The rock contains the mortal remains of microbes that could use sunlight to photosynthesise like modern plants. Evolutionists said the discovery means that the very first lifeforms must have originated nearly 4 billion years ago.
William Schopf, a palaeobiologist at the University of California, discovered the tiny fossils during a microcopic analysis of rock taken from Western Australia.
'This is the oldest assemblage of microscopic organisms known,' he said. Their relative complexity at such an old age shows that life must have evolved rather rapidly once it began, he said.
'It also shows that it was probably not too difficult for life to get going, and that maybe similar conditions exist on many other planets.'
Geologists believe the Earth formed about 4.5 billion years ago. But massive meteorites bombarded the planet for several hundred million years after that, vapourising oceans and preventing life from evolving.
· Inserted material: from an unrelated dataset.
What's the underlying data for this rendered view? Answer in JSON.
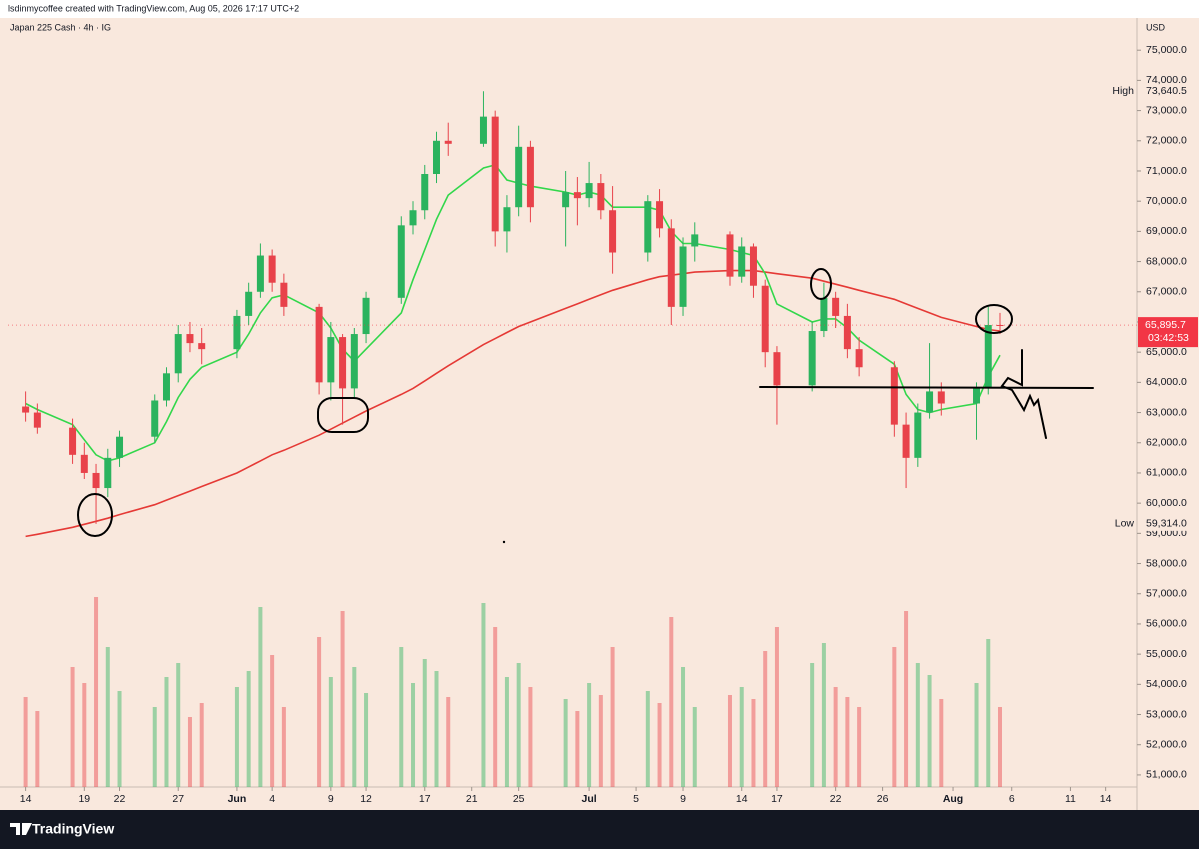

Professor Schopf, who is director of the Centre for the Study of Evolution and the Origin of Life, in Los Angeles, says in today's issue of the journal Science that the fossils are 1,300 million years older than any comparable fossils.
One of the most important aspects of the find is that the fossils are clearly related to the group of photosynthetic organisms, called cyanobacteria, that produced the oxygen on which animal life depends.
The rock is from Pilbara Block in the northwestern part of Western Australia. The area is rich in fossils because the rock - in places up to 30 kilometres thick - was not 'pressure cooked' like many ancient formations elsewhere in the world.
Volcanic lava was used to pinpoint the age of the organisms to within a couple of million years.